As is typical for us in October, we grapple with Columbus Day. Christopher Columbus, put succinctly, was a terrible human being. As someone of Italian, and like Columbus, Ligurian descent, I really think that a better exemplar of the Italian and Italian-American people is needed.
This year, I am inspired by fellow paisano Andrew Cuomo, who will be presiding over the dedication of a statue of Mother Cabrini tomorrow, and nominate Maria Francesca Cabrini, canonized as St Frances Xavier Cabrini, as a proper substitute for Columbus.
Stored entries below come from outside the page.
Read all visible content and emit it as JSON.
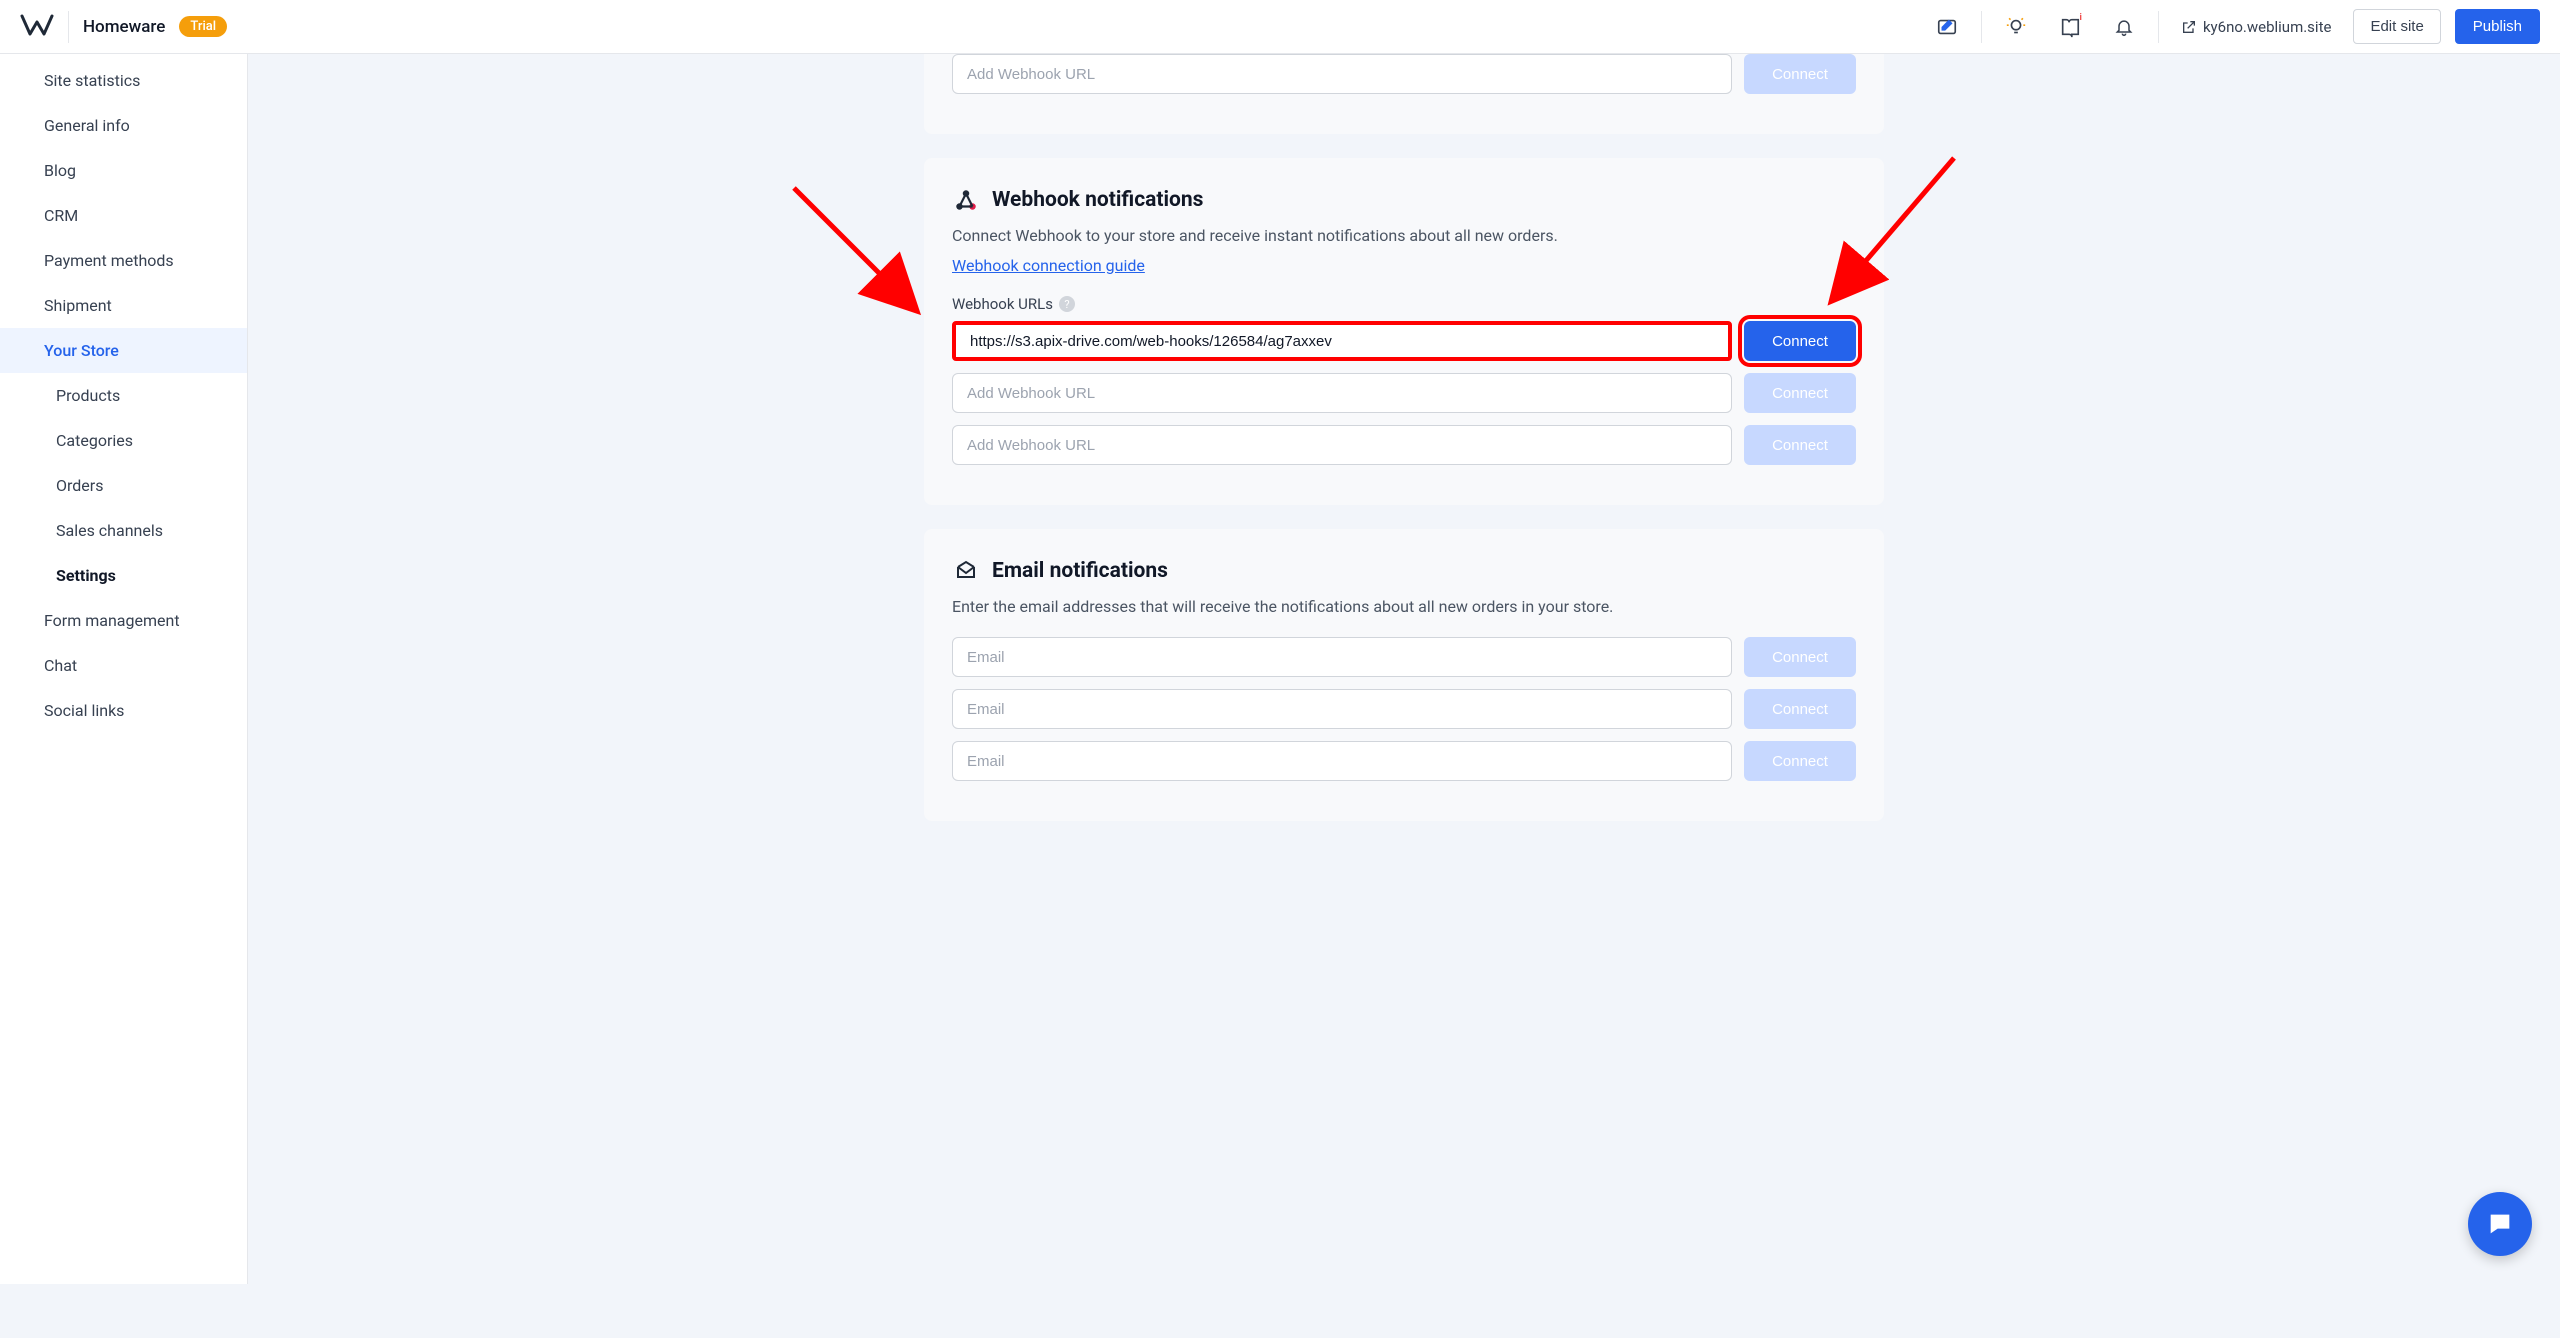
{
  "header": {
    "site_name": "Homeware",
    "trial_label": "Trial",
    "site_url": "ky6no.weblium.site",
    "edit_label": "Edit site",
    "publish_label": "Publish"
  },
  "sidebar": {
    "items": [
      {
        "label": "Site statistics",
        "level": 0
      },
      {
        "label": "General info",
        "level": 0
      },
      {
        "label": "Blog",
        "level": 0
      },
      {
        "label": "CRM",
        "level": 0
      },
      {
        "label": "Payment methods",
        "level": 0
      },
      {
        "label": "Shipment",
        "level": 0
      },
      {
        "label": "Your Store",
        "level": 0,
        "active": true
      },
      {
        "label": "Products",
        "level": 1
      },
      {
        "label": "Categories",
        "level": 1
      },
      {
        "label": "Orders",
        "level": 1
      },
      {
        "label": "Sales channels",
        "level": 1
      },
      {
        "label": "Settings",
        "level": 1,
        "bold": true
      },
      {
        "label": "Form management",
        "level": 0
      },
      {
        "label": "Chat",
        "level": 0
      },
      {
        "label": "Social links",
        "level": 0
      }
    ]
  },
  "prev_section": {
    "placeholder": "Add Webhook URL",
    "connect_label": "Connect"
  },
  "webhook": {
    "title": "Webhook notifications",
    "desc": "Connect Webhook to your store and receive instant notifications about all new orders.",
    "guide_link": "Webhook connection guide",
    "urls_label": "Webhook URLs",
    "rows": [
      {
        "value": "https://s3.apix-drive.com/web-hooks/126584/ag7axxev",
        "placeholder": "",
        "active": true
      },
      {
        "value": "",
        "placeholder": "Add Webhook URL",
        "active": false
      },
      {
        "value": "",
        "placeholder": "Add Webhook URL",
        "active": false
      }
    ],
    "connect_label": "Connect"
  },
  "email": {
    "title": "Email notifications",
    "desc": "Enter the email addresses that will receive the notifications about all new orders in your store.",
    "rows": [
      {
        "value": "",
        "placeholder": "Email"
      },
      {
        "value": "",
        "placeholder": "Email"
      },
      {
        "value": "",
        "placeholder": "Email"
      }
    ],
    "connect_label": "Connect"
  }
}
Francesca Cabrini, born in Lombardy in 1850, took holy orders and in 1880 founded the Institute of the Missionary Sisters of the S67acred Heart of Jesus. She was filled with missionary zeal, desirous of proselytizing in China, but was instructed by Pope Leo XIII to minister to the burgeoning Italian population in North America.
In the course of her missionary work, Mother Cabrini founded schools, orphanages, and hospitals, totalling 67 establishments by the time of her death in Chicago in 1917. When she was canonized in 1946, the first American citizen to achieve sainthood, she was given the position of Patron Saint of Immigrants.
Whatever your opinion of the Roman Catholic Church may be, Maria Francesca Cabrini's contribution to society shouldn't be that controversial- no slave trade or heinous torture in her portfolio, no awkward explanations to schoolkids why such a horrid person is honored with a federal holiday. The elevation of Columbus Day to federal holiday status was pretty much done to placate more conservative Italian-American interests, the sort of staid interests that are foreign to the Anarchist and Socialist impulses of many persons of Italian descent. Even the most impious socialist Italian, though, can be brought to tears by a rendition of Ave Maria... none of us would object to swapping out Christopher Columbus for Maria Francesca Cabrini. More importantly, isn't naming a federal holiday for a woman long past due?